The boon for higher wage earners is important to the US economy. Americans whose total income falls in the top half among US households account for more than two-thirds of all spending. The upper-middle class buys everything from jewelry to expensive cars to spa bathtubs and chairs that give massages.
"If the upper half is doing well and spending then that is a powerful impetus for broader economic growth," says Mark Zandi, an economist with the Internet site Economy.com.
However, the spending boom is not extending to the middle- or lower-income classes, as is reflected in much more modest sales gains at Wal-Mart, the giant discounter.
This is in part because lower-income households have less money invested in the stock market and have not seen wage gains. A record number of bankruptcies show their pocketbooks are suffering.
But purchases by higher income wage earners are helping the economy, including blue-collar workers. For example, Cruiser Yachts, with factories in Wisconsin and North Carolina, has seen its sales grow 16 percent this season. The improvement gave the powerboat manufacturer confidence to build a new 50-foot boat, priced at about $800,000. It comes equipped with air conditioning, dishwashers, and flat-screen television sets.
The new boat, combined with the better sales, means the company of 750 employees is now hiring. "It's not big numbers but we are adding people," says Don DePouw, vice president of marketing. "In Oconto, Wis., population, 5,000, we're the largest employer with a labor force of 500."
Part of the improvement is a turn around in confidence as well as an improvement in how much money consumers have at their disposal. Tuesday the government reported consumer income rose a healthy 0.5 percent in Nov. after a smaller 0.3 percent rise in October.
The University of Michigan also reported its final consumer sentiment number, raising its estimate of consumer optimism from earlier in the month.
"Confidence is still fragile but it has improved measurably," says Mr. Zandi. "It's high enough to ensure that consumers will be out spending."
Consider Robert Zdancewitz of King of Prussia, Pa. With his own computer business looking bright, Mr. Zdancewitz decided to splurge on a diamond ring for his wife that cost well over $10,000. "Work has been good, this is a timely purchase," he says.

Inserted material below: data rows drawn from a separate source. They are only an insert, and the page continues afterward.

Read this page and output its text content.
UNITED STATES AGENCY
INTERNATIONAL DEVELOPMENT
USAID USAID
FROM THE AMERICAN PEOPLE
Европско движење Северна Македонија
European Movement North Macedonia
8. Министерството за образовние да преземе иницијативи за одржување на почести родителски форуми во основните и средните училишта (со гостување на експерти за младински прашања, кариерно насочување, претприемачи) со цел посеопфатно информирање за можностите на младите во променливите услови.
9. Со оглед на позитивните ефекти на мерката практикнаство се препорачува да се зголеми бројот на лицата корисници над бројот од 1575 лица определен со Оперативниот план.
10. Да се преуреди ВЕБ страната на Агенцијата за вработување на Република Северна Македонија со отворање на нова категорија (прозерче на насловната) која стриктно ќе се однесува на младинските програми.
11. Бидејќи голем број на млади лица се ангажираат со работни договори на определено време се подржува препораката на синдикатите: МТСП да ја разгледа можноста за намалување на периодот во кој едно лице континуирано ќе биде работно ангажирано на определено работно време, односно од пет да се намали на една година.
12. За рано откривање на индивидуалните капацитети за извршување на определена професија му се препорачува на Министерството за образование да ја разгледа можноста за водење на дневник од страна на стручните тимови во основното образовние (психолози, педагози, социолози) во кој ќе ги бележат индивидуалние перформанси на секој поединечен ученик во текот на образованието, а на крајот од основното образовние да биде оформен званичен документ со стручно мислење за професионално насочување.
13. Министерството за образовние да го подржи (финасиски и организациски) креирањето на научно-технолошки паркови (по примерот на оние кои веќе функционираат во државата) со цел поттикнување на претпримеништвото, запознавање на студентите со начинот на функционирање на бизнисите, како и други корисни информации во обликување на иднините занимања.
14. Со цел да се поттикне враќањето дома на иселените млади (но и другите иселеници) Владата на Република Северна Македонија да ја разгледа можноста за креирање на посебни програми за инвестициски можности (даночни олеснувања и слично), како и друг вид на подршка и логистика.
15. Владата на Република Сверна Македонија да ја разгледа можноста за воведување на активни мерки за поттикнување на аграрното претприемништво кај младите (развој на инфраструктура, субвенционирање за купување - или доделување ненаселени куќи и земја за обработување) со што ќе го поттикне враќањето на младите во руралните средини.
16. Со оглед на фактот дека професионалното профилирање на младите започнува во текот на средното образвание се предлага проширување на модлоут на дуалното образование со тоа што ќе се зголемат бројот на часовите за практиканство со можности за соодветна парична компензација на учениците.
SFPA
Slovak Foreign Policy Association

He purchased the ring from Blue Nile, which says its sales of such high-end purchases are up about 60 percent so far this year. Over the past four weeks, the company has sold rings that cost $169,000 and $144,000, respectively. "Two women purchased earrings that cost $60,000 and we joked they now had $30,000 on each ear," says Mr. Baird.
The purchases translate into more jobs. Blue Nile has seen its employment grow 50 percent in the past 18 months. "We're still trying to find jewelers to keep up with demand," says Baird.
Some merchants point to the better stock market as a key catalyst for the growing coffers of their businesses. Over the past year, the stock market has gained about $3 trillion in value. In addition, the Dow Jones average is up more than 20 percent for the year, which indicates a strong recovery in the financial-services industry.
The fattening wallets of Wall Street's warriors is reflected in the Fifth Avenue showrooms of Doris Leslie Blau, an antique carpet and tapestry merchant. Over the past year, business is up 40 to 50 percent, says president Nader Bolour.
As two workers unroll a late 19th century Indian carpet, Mr. Bolour explains that the item's look of Old World wealth is highly popular right now. He expects to have no trouble selling the carpet for $48,000.
"There are reports the private sector is getting record bonuses," says Bolour. Looking around at his wares, he says this means Wall Street's investment bankers will surely be spending some of their money in his shop. "People want unusual carpets, they want things their colleagues don't have."
One luxury that seems to have added cachet this year: a 390 horsepower silver Maserati. According to Giacomo Mattioli, a Ferrari-Maserati dealer in Beverly Hills, business is up about 20 percent this year. "We have seen the mood of the buyers improving consistently through the year," says Mr. Mattioli. "Right now they are feeling much better."